The more discerning amongst us may want to know about the true intent and purpose of the provisions being offered up for parliamentary consideration or whether they will attract a literal meaning, or a broad and generous rather than a narrow or pedantic interpretation. So be it. The nub of the matter is that the requirement of constitutional validity is a matter of form. What is of greater value is political legitimacy. Parliament in all its glory is subject only to the Constitution. We are at a political junction where the opponents of the proposals are, in Eastwood’s Dirty Harry style, saying “make my day”. They might have overstated their case. It is left to be seen.
Necessarily, constitution-making is a consensual and not unilateral act. This is the reason why we had extensive consultations at Queen’s Hall and at Marlborough House in the pre-independence period. The mandarins at the Colonial Office knew that for independence to succeed the constitutional arrangements must be transparent and must enjoy popular support, free from suspicion. The then opposition to their credit held good their position on the Bill of Rights amongst other things. They won the day on those issues. Those principles remain with us today and have served us well. This is so notwithstanding the unilateralism that was so arrogantly displayed by the 1971 Parliament when it enacted the Republican Constitution of 1976.
The need to carry the society in this process goes not only to making a good parliamentary decision. It goes further into the realm of acceptability by the governed. A decision that is acceptable endures. No better example can be found than in the American experience at Philadelphia in the 18th century and its aftermath. The French know it as well because their experience has not been so good. Their revolution of 1789 was followed by bold and then overreaching provisions that failed to save it. It eventually gave rise to the Reign of Terror and to the Bonaparte dictatorship.
Constitution-making is a slow, and often painful and tedious process. Even we know that. In all the commissions so far, be it the regarded Wooding or Hyatali commissions and the not-so-regarded last one, our parliaments have consistently used the commission process as a device to satisfy the requirement of political form. This was so even in the face of the seminal work by the Wooding Commission, which will always be the pukka—if you forgive the Urdu expression—standard regarding public consultation, reporting and independence.
The promoters of constitutional change must therefore approach it with all the savoir-faire and finesse they can muster. The population has the political sophistication to readily discern merit from partisan political advantage. Even if we acknowledge the fact that in any society there is bound to be resistance to change based a pure political dynamic, no matter how compelling the argument for it, the imperative of the promoters of this change is to carry the society.
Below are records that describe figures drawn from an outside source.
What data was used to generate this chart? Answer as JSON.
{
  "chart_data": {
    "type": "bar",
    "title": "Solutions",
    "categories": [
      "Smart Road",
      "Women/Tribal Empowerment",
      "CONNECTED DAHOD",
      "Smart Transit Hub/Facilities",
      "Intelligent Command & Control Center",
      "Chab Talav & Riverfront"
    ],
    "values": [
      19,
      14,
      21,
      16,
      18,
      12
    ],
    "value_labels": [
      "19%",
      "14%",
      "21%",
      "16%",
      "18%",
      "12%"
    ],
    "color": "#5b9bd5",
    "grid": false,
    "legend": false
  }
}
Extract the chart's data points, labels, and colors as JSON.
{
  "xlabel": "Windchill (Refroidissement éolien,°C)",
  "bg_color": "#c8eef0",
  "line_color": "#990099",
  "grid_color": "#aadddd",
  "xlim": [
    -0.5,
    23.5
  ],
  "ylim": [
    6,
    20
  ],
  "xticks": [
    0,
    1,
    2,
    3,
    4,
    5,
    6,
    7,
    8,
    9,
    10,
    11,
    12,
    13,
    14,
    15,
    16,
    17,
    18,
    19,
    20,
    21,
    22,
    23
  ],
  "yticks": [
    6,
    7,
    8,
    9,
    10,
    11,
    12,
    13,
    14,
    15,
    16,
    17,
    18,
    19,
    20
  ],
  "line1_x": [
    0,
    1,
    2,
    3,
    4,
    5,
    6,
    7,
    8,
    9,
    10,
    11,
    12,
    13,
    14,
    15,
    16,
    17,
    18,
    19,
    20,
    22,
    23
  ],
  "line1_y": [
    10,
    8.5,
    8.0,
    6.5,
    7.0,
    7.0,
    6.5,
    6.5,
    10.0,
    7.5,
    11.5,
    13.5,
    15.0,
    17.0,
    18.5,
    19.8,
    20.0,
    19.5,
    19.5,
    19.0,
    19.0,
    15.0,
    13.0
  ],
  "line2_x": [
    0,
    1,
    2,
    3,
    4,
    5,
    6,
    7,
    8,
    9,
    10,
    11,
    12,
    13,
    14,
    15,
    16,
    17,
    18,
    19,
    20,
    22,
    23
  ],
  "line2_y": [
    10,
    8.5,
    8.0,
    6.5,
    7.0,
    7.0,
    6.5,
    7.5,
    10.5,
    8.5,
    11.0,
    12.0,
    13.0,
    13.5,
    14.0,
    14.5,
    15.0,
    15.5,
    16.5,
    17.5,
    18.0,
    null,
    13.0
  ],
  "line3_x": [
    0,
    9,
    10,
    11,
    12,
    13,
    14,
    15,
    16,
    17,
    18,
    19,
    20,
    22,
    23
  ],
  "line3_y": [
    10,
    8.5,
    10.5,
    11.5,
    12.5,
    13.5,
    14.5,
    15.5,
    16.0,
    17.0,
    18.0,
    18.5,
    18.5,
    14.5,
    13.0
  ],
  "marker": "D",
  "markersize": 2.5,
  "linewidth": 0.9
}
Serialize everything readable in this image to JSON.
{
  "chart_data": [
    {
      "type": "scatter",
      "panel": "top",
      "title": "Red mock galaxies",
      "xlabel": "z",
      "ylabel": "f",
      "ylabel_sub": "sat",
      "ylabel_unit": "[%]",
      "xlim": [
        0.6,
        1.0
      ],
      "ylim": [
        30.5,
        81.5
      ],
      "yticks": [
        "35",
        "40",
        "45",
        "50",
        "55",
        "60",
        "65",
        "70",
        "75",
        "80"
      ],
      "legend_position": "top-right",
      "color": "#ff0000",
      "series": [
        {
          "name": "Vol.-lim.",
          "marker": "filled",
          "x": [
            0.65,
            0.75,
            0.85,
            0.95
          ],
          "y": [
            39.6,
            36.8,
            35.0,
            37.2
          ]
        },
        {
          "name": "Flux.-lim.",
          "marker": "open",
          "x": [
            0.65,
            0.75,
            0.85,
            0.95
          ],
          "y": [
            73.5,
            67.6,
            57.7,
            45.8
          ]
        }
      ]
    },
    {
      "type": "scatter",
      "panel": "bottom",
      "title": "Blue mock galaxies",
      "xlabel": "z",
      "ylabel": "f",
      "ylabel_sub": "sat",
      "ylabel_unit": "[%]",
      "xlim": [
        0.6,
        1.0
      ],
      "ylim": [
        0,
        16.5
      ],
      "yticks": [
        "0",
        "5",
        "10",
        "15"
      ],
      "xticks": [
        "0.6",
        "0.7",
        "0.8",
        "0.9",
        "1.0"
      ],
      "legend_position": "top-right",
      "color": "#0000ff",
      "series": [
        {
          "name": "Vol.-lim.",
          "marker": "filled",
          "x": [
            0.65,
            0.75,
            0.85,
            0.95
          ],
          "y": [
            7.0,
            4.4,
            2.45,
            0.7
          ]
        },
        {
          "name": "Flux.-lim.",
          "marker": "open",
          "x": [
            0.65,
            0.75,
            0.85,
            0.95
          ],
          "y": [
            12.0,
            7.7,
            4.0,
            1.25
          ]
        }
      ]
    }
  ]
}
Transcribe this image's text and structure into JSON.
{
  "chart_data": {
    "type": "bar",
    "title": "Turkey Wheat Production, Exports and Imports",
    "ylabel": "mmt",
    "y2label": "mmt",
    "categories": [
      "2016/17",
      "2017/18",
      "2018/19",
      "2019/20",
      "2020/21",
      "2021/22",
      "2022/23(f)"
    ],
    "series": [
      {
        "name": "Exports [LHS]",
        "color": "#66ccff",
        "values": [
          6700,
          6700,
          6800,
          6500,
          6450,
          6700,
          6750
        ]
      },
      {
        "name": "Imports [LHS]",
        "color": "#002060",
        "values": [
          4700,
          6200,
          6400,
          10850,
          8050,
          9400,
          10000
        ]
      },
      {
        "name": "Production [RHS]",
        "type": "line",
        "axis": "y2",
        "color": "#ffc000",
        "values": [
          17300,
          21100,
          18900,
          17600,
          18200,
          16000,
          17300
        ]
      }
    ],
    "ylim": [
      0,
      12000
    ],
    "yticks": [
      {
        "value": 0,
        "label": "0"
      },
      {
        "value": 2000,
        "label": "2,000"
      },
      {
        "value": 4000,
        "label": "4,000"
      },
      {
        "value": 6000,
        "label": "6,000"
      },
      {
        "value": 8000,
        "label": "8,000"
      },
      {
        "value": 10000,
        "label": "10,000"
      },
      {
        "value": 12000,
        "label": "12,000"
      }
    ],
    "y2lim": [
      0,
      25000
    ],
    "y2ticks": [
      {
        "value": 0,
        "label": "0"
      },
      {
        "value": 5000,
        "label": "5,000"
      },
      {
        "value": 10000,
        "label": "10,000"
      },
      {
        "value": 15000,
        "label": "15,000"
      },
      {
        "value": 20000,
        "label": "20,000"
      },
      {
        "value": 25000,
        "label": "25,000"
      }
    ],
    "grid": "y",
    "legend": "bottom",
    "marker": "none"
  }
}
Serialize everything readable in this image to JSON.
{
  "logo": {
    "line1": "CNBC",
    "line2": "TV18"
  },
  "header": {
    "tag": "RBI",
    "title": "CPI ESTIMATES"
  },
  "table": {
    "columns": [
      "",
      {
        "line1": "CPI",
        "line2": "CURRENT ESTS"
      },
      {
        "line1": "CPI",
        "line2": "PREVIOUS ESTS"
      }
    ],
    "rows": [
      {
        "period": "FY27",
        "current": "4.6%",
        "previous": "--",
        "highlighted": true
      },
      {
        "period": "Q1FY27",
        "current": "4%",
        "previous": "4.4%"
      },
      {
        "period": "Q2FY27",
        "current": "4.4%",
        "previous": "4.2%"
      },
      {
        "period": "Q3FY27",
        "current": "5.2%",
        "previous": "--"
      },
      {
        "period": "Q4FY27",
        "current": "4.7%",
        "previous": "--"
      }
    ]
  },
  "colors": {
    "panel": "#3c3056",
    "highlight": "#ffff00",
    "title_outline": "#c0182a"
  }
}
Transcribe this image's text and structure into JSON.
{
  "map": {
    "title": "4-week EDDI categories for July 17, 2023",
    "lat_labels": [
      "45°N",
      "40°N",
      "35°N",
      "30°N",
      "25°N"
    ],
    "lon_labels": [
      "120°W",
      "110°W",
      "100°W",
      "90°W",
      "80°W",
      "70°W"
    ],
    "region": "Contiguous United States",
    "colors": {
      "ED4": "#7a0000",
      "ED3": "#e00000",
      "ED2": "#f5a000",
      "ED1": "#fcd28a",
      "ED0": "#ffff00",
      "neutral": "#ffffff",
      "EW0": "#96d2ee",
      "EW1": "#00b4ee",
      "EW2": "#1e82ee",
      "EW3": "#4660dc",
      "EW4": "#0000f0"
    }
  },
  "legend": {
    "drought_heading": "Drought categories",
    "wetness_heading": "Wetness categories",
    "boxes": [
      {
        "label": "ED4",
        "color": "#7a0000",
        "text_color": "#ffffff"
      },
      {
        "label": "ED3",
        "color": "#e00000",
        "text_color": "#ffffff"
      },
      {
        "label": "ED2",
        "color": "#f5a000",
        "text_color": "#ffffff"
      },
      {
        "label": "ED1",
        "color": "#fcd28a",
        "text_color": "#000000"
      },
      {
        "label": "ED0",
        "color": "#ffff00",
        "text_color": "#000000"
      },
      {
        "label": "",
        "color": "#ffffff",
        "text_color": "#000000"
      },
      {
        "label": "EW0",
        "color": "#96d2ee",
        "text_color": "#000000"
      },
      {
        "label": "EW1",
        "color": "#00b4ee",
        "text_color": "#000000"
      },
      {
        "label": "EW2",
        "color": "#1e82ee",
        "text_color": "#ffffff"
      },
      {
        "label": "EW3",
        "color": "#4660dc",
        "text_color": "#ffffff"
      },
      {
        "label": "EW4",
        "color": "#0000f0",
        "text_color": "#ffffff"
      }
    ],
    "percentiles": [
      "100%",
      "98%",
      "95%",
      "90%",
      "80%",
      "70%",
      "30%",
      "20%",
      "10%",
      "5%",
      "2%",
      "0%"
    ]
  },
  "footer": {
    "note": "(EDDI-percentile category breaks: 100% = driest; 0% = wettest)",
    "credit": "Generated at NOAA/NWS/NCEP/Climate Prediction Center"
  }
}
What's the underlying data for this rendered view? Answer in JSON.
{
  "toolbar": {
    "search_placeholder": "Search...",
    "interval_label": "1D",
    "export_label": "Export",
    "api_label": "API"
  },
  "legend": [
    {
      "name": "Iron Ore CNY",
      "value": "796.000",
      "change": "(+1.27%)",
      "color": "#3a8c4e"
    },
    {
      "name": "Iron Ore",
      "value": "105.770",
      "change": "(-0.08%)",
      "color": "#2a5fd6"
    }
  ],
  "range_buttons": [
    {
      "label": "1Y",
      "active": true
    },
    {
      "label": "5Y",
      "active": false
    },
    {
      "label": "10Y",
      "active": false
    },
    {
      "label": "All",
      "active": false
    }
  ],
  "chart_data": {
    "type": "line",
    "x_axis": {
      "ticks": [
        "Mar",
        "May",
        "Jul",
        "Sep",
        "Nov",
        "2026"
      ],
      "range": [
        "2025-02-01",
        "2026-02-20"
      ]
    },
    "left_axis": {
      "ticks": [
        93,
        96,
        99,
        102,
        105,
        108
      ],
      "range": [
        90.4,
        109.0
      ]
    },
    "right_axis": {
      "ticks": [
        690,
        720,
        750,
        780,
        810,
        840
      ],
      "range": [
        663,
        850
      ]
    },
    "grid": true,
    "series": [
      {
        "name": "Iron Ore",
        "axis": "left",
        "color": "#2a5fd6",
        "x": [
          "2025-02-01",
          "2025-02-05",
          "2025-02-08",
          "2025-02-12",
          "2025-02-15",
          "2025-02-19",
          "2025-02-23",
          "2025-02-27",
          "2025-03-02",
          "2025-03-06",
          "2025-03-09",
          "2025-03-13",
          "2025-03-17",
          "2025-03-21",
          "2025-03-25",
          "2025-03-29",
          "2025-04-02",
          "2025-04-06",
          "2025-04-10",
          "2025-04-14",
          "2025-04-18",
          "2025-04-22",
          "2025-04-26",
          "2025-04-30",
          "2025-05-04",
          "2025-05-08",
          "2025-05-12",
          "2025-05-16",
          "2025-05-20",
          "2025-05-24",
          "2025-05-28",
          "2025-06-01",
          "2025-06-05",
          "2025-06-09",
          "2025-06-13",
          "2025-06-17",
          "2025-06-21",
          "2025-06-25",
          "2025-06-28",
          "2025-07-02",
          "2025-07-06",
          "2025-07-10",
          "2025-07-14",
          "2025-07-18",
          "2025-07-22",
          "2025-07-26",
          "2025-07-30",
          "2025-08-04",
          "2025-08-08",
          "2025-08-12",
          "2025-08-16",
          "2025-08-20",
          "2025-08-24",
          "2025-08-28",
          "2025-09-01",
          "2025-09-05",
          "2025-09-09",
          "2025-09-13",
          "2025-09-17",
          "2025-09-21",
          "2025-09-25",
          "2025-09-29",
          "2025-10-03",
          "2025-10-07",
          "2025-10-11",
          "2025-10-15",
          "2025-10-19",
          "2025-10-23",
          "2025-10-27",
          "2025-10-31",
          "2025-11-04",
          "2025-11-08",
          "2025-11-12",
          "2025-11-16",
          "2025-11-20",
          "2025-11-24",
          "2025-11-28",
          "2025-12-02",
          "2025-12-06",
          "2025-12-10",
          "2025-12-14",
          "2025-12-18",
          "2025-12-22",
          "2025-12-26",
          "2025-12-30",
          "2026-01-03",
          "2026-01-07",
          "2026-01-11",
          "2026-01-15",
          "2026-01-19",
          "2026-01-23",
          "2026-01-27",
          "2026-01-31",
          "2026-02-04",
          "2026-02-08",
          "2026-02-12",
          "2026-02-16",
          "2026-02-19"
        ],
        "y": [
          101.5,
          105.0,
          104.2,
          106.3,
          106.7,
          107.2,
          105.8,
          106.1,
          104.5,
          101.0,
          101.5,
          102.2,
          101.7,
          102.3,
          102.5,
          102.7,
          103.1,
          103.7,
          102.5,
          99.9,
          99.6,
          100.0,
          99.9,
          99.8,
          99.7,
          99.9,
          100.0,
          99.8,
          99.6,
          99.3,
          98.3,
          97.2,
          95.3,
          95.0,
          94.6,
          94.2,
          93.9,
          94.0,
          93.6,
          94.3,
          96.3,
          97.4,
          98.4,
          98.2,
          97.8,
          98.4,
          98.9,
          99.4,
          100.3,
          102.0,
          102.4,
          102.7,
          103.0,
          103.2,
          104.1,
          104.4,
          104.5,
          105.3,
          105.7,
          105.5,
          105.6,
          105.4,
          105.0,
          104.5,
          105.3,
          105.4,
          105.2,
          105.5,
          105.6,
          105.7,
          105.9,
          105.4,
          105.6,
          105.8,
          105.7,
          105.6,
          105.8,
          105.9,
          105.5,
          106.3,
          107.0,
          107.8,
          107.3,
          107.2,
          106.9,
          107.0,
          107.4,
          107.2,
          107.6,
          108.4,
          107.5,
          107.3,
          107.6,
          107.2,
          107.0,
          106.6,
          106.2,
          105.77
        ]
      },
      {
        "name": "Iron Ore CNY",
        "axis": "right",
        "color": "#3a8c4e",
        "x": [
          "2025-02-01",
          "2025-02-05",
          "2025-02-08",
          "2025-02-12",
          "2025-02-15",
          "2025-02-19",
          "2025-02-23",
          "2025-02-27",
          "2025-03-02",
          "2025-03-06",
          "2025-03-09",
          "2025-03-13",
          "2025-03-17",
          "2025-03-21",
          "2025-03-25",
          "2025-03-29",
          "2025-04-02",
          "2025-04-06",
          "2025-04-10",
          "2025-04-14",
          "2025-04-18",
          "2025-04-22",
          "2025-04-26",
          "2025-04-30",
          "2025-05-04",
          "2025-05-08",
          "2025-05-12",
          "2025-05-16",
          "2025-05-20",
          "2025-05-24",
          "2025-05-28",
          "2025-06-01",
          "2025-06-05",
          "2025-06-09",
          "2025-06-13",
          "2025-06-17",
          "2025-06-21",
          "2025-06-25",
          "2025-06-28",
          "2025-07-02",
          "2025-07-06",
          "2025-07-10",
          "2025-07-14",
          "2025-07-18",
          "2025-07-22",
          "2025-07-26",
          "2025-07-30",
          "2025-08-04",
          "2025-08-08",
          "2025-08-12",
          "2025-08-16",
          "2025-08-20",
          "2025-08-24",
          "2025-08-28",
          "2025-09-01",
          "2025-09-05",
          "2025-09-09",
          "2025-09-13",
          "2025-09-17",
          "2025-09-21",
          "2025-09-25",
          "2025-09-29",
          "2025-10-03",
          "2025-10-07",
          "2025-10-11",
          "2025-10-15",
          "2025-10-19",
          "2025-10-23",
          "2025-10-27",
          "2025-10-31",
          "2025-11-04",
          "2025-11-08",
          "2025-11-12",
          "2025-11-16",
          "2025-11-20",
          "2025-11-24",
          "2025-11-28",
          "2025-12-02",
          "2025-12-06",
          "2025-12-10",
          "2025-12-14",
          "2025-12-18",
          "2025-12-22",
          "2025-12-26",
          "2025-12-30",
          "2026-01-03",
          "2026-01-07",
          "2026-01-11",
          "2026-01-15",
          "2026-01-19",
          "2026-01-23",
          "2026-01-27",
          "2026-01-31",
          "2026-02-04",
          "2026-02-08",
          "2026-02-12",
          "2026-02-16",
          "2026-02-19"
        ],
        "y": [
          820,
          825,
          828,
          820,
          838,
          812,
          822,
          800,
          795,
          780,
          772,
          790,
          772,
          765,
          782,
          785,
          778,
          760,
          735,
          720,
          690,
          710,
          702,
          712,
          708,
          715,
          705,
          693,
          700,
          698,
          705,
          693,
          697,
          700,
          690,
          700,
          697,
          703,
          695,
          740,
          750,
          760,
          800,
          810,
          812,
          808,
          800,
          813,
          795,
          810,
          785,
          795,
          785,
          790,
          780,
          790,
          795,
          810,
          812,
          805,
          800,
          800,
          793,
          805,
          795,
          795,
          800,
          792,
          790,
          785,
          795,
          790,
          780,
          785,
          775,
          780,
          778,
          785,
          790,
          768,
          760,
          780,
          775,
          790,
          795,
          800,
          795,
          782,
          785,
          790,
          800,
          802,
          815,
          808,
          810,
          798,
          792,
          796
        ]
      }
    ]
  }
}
For that to happen the proposal must have merit. It does not help the argument that one of the proposed provisions which does not appear to meet the requirement of genuine consultation with the public, was introduced as a seeming afterthought and is perhaps the most far-reaching. That, coupled with an insistence on a requirement of a simple majority, is bound to promote disquiet. A great deal of political capital has to be expended to promote a far-reaching change which is not well understood.
In the end the defining principle is democratic legitimacy. The provisions relating to the run-off is defining of many values. All our major parties were once third parties. Even third parties, many of whom in our short history have not made government, have created defining movements. If we are to reduce the options of political participation in the run-off then we must do it consciously and, even perhaps more importantly, honestly. The last constituency that has to be satisfied in making these new arrangements is the Parliament. Parliament can certainly have a go at it. Even the courts, if moved, may have their opinion. In the end, if it has to last, it will turn on public trust.